La fourrure, l'avenir des Grenier

Publié le 15/10/2011 à 00:00, mis à jour le 19/10/2011 à 15:33

La fourrure, l'avenir des Grenier

Publié le 15/10/2011 à 00:00, mis à jour le 19/10/2011 à 15:33

Par Claudine Hébert

Jeanne, Francine et Claude Grenier ont pris la relève de leurs parents, Robert et Rita. [Photo : Claudine Hébert]

Il faut du cran pour oser prôner les vertus de la fourrure. Et, en plus, convaincre le père qu'il est temps de passer le flambeau... Un exploit signé Jeanne, Francine et Claude Grenier, trois des enfants de Robert et de Rita Grenier, qui sont devenus propriétaires de la PME familiale Fourrures Grenier, à Barraute, près de 25 ans après avoir acquis leurs premières actions dans l'entreprise. Le tout s'est réglé à l'automne 2010.


Ménage à cinq


Deux raisons expliquent l'attente. La première est d'ordre fiscal. La famille espérait que l'iniquité des lois fiscales québécoises et fédérales envers le transfert familial finirait par être corrigée. Or, ce n'est toujours pas fait...


La seconde raison : Robert Grenier, âgé de 70 ans, n'avait pas du tout envie de quitter son commerce, démarré dans la cuisine de la maison familiale, à Lamorandière, au début des années 1970.


Une quinzaine d'années plus tard, la famille, installée à Barraute, diversifie ses activités avec l'ajout d'une manufacture et d'une boutique. Cette année-là, trois des enfants commencent à participer aux profits sans détenir d'actions votantes. Les deux soeurs travaillent avec leur mère, Rita, à la manufacture, et Claude collabore au commerce de la fourrure brute avec son père.


Jeanne et Francine Grenier, qui s'occupent de l'administration, commencent à implorer leur père de consacrer plus d'espace à leurs activités, devenues beaucoup plus lucratives. «Il disait oui sur le coup. Mais dès qu'on venait pour déplacer un meuble, c'était un refus total», rapporte Francine Grenier, directrice des ressources humaines.

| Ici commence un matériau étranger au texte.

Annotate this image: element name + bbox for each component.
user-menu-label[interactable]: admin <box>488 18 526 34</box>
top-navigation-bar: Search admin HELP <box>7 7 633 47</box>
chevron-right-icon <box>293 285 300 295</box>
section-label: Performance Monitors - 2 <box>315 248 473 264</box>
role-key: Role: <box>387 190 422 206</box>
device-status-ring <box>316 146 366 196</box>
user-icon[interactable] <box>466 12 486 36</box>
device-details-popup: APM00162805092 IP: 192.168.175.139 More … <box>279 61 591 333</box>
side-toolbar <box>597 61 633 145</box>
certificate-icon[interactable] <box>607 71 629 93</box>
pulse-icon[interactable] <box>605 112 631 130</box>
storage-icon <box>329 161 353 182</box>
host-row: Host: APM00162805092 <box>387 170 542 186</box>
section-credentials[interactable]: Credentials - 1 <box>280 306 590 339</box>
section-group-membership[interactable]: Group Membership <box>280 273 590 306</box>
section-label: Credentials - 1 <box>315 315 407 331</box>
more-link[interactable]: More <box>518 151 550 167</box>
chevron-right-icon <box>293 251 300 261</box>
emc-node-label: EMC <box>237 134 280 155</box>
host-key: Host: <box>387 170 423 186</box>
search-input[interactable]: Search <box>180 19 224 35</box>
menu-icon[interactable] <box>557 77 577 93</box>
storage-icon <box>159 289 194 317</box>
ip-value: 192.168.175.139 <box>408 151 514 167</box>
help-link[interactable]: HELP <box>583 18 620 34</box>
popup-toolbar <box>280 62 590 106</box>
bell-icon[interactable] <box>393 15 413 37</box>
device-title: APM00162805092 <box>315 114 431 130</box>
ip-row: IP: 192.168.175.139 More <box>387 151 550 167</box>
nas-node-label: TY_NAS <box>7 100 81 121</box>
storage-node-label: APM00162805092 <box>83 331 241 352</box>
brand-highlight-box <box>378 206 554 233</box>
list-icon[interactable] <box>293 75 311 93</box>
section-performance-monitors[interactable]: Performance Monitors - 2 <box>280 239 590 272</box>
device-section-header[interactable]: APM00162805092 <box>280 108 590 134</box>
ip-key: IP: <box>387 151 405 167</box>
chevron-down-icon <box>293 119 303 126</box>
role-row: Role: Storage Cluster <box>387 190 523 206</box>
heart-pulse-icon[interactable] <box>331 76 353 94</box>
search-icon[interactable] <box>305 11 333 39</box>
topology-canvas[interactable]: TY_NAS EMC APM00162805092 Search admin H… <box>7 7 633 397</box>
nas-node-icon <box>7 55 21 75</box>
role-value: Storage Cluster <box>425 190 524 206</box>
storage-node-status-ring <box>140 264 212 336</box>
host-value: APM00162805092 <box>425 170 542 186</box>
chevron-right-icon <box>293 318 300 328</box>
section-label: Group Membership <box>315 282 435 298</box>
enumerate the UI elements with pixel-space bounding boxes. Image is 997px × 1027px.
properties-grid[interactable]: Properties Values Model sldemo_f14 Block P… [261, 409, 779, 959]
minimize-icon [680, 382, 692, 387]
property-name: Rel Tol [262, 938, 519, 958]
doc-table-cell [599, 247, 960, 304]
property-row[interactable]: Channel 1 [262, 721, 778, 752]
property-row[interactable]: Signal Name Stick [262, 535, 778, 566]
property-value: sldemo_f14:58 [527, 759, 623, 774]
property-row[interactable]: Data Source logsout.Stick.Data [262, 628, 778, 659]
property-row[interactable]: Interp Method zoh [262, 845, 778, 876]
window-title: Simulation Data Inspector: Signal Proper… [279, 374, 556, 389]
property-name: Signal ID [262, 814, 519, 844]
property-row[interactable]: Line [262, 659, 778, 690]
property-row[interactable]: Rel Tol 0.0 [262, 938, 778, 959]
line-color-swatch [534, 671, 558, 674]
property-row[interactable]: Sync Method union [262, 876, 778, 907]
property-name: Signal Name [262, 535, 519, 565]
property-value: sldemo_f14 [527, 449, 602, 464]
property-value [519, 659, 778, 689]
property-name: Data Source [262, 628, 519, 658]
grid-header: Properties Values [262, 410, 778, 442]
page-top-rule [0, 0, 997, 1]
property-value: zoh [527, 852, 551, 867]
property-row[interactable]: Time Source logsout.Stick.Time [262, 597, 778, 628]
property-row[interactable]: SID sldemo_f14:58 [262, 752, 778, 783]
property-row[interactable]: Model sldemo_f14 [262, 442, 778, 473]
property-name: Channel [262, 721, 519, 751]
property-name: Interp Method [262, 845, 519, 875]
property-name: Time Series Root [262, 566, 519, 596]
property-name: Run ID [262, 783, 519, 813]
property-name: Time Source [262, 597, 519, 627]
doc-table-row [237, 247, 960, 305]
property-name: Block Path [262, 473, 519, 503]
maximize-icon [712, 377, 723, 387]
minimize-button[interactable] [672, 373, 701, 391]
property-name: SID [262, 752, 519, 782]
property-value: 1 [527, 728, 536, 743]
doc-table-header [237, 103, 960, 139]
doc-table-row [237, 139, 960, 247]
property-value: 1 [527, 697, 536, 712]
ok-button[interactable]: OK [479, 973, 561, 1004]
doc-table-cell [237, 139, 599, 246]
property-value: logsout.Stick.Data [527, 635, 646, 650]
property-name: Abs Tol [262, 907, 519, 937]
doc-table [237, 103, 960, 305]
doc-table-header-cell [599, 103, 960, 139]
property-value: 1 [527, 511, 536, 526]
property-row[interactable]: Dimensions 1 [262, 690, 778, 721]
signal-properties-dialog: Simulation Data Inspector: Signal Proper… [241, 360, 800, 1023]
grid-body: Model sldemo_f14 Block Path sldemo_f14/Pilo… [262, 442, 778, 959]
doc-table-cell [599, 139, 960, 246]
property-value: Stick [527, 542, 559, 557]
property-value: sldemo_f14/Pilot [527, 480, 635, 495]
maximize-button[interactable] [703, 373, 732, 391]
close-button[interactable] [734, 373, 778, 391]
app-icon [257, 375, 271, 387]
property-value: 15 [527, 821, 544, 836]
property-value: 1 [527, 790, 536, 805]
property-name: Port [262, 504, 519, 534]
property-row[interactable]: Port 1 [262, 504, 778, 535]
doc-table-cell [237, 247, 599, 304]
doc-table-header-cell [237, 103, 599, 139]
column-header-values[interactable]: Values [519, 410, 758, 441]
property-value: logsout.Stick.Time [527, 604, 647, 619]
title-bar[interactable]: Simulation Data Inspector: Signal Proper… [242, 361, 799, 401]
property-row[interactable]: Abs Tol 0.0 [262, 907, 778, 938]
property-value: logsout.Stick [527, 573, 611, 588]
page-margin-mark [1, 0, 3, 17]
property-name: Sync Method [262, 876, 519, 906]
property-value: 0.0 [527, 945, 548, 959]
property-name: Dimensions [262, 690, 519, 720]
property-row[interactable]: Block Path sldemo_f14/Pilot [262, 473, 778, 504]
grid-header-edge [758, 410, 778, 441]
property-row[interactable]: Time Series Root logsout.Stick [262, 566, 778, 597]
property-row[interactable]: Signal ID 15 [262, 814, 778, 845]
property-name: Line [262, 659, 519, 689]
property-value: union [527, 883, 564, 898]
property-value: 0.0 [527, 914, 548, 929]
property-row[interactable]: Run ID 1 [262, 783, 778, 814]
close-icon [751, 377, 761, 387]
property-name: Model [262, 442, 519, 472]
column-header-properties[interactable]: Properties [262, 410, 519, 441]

En 2010, Fourrures Grenier bénéficie des conseils d'experts en coaching d'entreprise. «Leur évaluation a montré qu'on avait une mine d'or, mais qu'on n'avait pas les outils pour l'exploiter au maximum», explique Jeanne Grenier. Elle en vient à poser un ultimatum : on changeait les méthodes ou les deux soeurs se cherchaient un nouvel emploi. Robert accepte finalement de céder ses parts.


Nouvelle boutique


Ces jours-ci, Fourrures Grenier prépare l'inauguration de sa boutique qui a été rénovée et dont la superficie a été doublée. Le père la trouve si jolie qu'il la fait visiter à tous ses amis... L'entreprise profite d'une solide notoriété dans la région et des retombées de son réseau Facebook. Elle attire des clients de Rouyn-Noranda, de Val-d'Or et d'Amos, qui viennent acheter bottes, mitaines, chapeaux et pantoufles. L'été, on vendra des chaussures et manteaux estivaux. Les activités de la PME, qui emploie 16 personnes et dispose d'un réseau de 600 trappeurs, étaient concentrées de septembre à février. «La nouvelle boutique permettra de prolonger les heures de trois employés», souligne Jeanne Grenier.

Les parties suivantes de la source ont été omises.